Here is a 1D replicator that replicates infinitely on its own, but correctly positioned copies results in chaotic behaviour, meaning it does not simulate Rule 6 or Rule 90 (this example actually simulates Rule 22):
Code: Select all
x = 1, y = 2, rule = B2a3j5y6i/S1e2i3a
o$o!
Code: Select all
x = 28, y = 2, rule = B2a3j5y6i/S1e2i3a
o26bo$o26bo!
While these conventional cases are easy to define, this classification is based on the assumption that the replicator will always stay within the same line. Throughout OCA exploration, there have been cases of replicators discovered that go against this, which replicate like one would expect but whose "line" also has a displacement factor.
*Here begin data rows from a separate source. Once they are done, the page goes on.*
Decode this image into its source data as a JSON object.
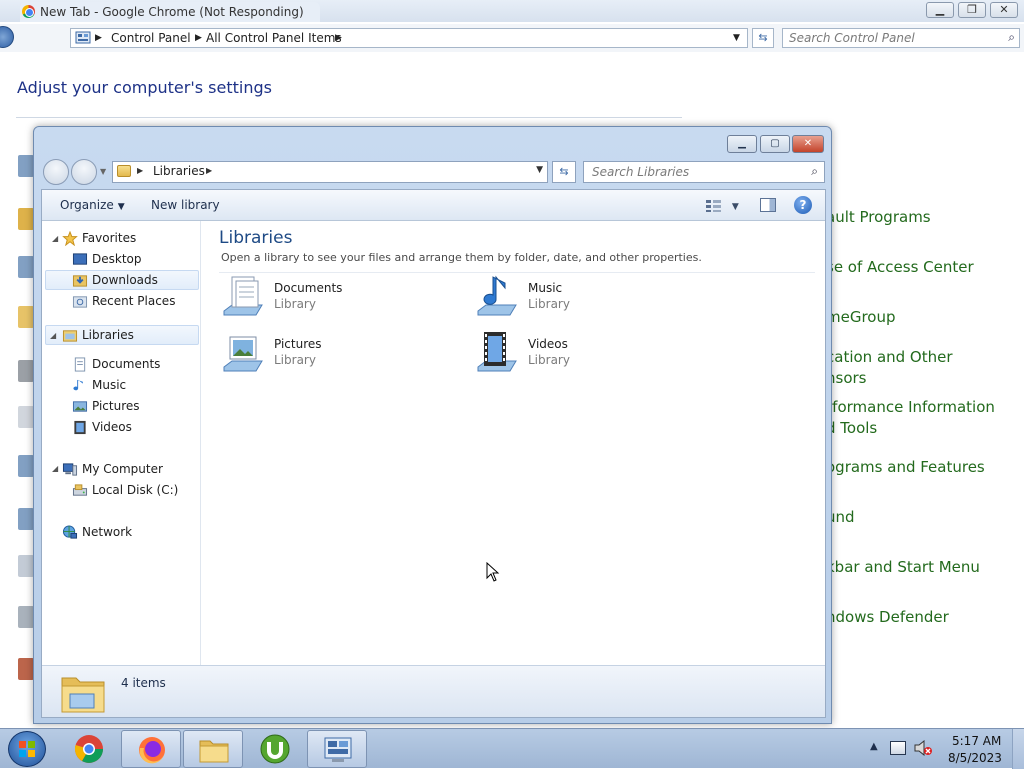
{
  "control_panel": {
    "tab_title": "New Tab - Google Chrome (Not Responding)",
    "breadcrumbs": [
      "Control Panel",
      "All Control Panel Items"
    ],
    "search_placeholder": "Search Control Panel",
    "heading": "Adjust your computer's settings",
    "links": [
      "ault Programs",
      "se of Access Center",
      "meGroup",
      "cation and Other",
      "nsors",
      "rformance Information",
      "d Tools",
      "ograms and Features",
      "und",
      "kbar and Start Menu",
      "ndows Defender"
    ]
  },
  "libraries_window": {
    "breadcrumb": "Libraries",
    "search_placeholder": "Search Libraries",
    "toolbar": {
      "organize_label": "Organize",
      "new_library_label": "New library"
    },
    "nav": {
      "favorites": "Favorites",
      "desktop": "Desktop",
      "downloads": "Downloads",
      "recent_places": "Recent Places",
      "libraries": "Libraries",
      "documents": "Documents",
      "music": "Music",
      "pictures": "Pictures",
      "videos": "Videos",
      "my_computer": "My Computer",
      "local_disk": "Local Disk (C:)",
      "network": "Network"
    },
    "content": {
      "title": "Libraries",
      "description": "Open a library to see your files and arrange them by folder, date, and other properties.",
      "items": [
        {
          "name": "Documents",
          "type": "Library",
          "icon": "documents-library-icon"
        },
        {
          "name": "Music",
          "type": "Library",
          "icon": "music-library-icon"
        },
        {
          "name": "Pictures",
          "type": "Library",
          "icon": "pictures-library-icon"
        },
        {
          "name": "Videos",
          "type": "Library",
          "icon": "videos-library-icon"
        }
      ]
    },
    "details_count": "4 items"
  },
  "taskbar": {
    "apps": [
      "chrome-icon",
      "firefox-icon",
      "file-explorer-icon",
      "utorrent-icon",
      "control-panel-icon"
    ],
    "clock_time": "5:17 AM",
    "clock_date": "8/5/2023"
  },
  "colors": {
    "link_green": "#236a1d",
    "heading_blue": "#1e3287",
    "content_title_blue": "#1e4a85",
    "taskbar_blue": "#b7cbe4"
  }
}
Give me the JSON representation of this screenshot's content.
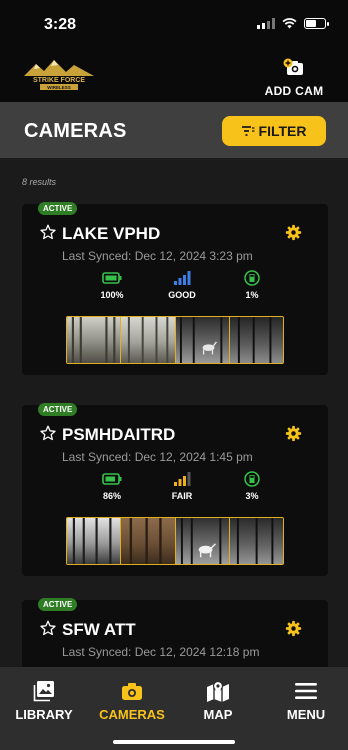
{
  "status_bar": {
    "time": "3:28"
  },
  "header": {
    "logo_text_top": "STRIKE FORCE",
    "logo_text_bottom": "WIRELESS",
    "add_cam_label": "ADD CAM"
  },
  "page": {
    "title": "CAMERAS",
    "filter_label": "FILTER",
    "results_text": "8 results"
  },
  "cameras": [
    {
      "status": "ACTIVE",
      "name": "LAKE VPHD",
      "last_synced": "Last Synced: Dec 12, 2024 3:23 pm",
      "battery": "100%",
      "signal": "GOOD",
      "storage": "1%",
      "signal_color": "#3a7ee8"
    },
    {
      "status": "ACTIVE",
      "name": "PSMHDAITRD",
      "last_synced": "Last Synced: Dec 12, 2024 1:45 pm",
      "battery": "86%",
      "signal": "FAIR",
      "storage": "3%",
      "signal_color": "#f0b21a"
    },
    {
      "status": "ACTIVE",
      "name": "SFW ATT",
      "last_synced": "Last Synced: Dec 12, 2024 12:18 pm"
    }
  ],
  "tabs": [
    {
      "label": "LIBRARY",
      "icon": "image-icon"
    },
    {
      "label": "CAMERAS",
      "icon": "camera-icon",
      "active": true
    },
    {
      "label": "MAP",
      "icon": "map-icon"
    },
    {
      "label": "MENU",
      "icon": "menu-icon"
    }
  ],
  "colors": {
    "accent": "#f7c21a",
    "active_badge": "#2f7d24",
    "battery_green": "#36c24a"
  }
}
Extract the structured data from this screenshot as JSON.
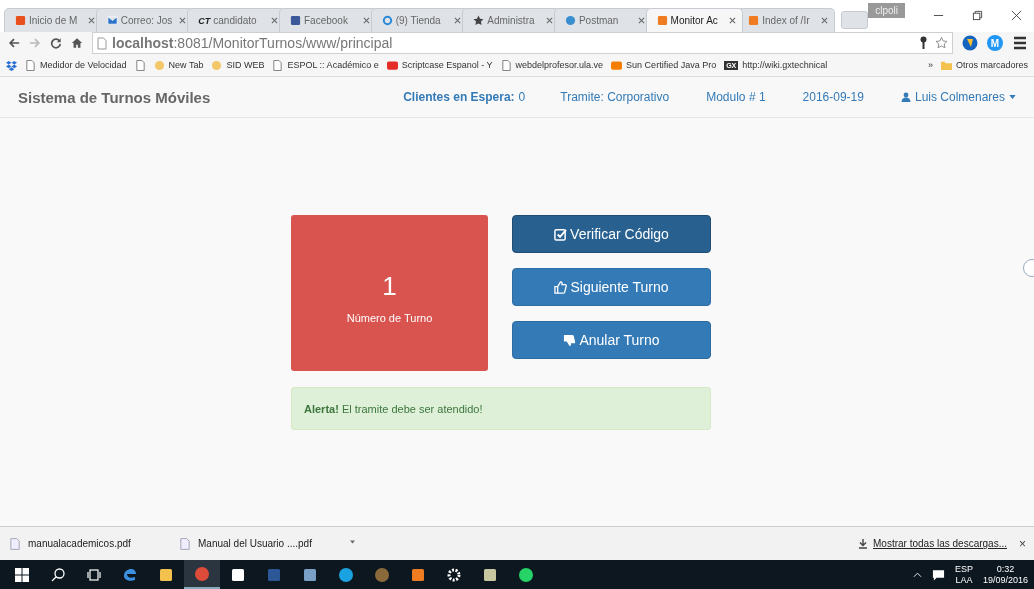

Take this example, which clearly replicates infinitely and simulates Rule 6/Rule 90 without flaw like the rest, but also has a displacement (tracing out Rule 90 in its history as a result):
Code: Select all
x = 2, y = 2, rule = B2a4w/S2e3j
o$2o!
Code: Select all
x = 14, y = 14, rule = B2a4w/S2e3j
o$2o3$4bo$4b2o7$12bo$12b2o!
There are also cases in which a replicator only replicates in one direction, but still stays in the same line, which could be considered as having a "displacement" parallel to the direction of replication:
Code: Select all
x = 2, y = 3, rule = B1e3r4i/S1e2ae3enr4i
2o$o$2o!
Code: Select all
x = 8, y = 3, rule = B1e3r4i/S1e2ae3enr4i
4o2b2o$obo3bo$4o2b2o!
Another example of parallel displacement, where two sides move, but at differing rates:
Code: Select all
x = 2, y = 3, rule = B2e3in4ceit5i6c/S1c2-kn3a
bo$o$bo!
Code: Select all
x = 17, y = 3, rule = B2e3in4ceit5i6c/S1c2-kn3a
bo4bo9bo$o4bo9bo$bo4bo9bo!
So at the moment, I'm somewhat stuck figuring how this new displacement factor would be counted for a replicator. Measuring the displacement of one of the copies of the replicator from its starting position, while functional for the non-displacing symmetric cases, somewhat falls apart here. This distance would probably still be measured, but would we subtract the whole replicating body's displacement from it, or not? Community assistance with this stage would be of much help, so we can get something set in stone for classification.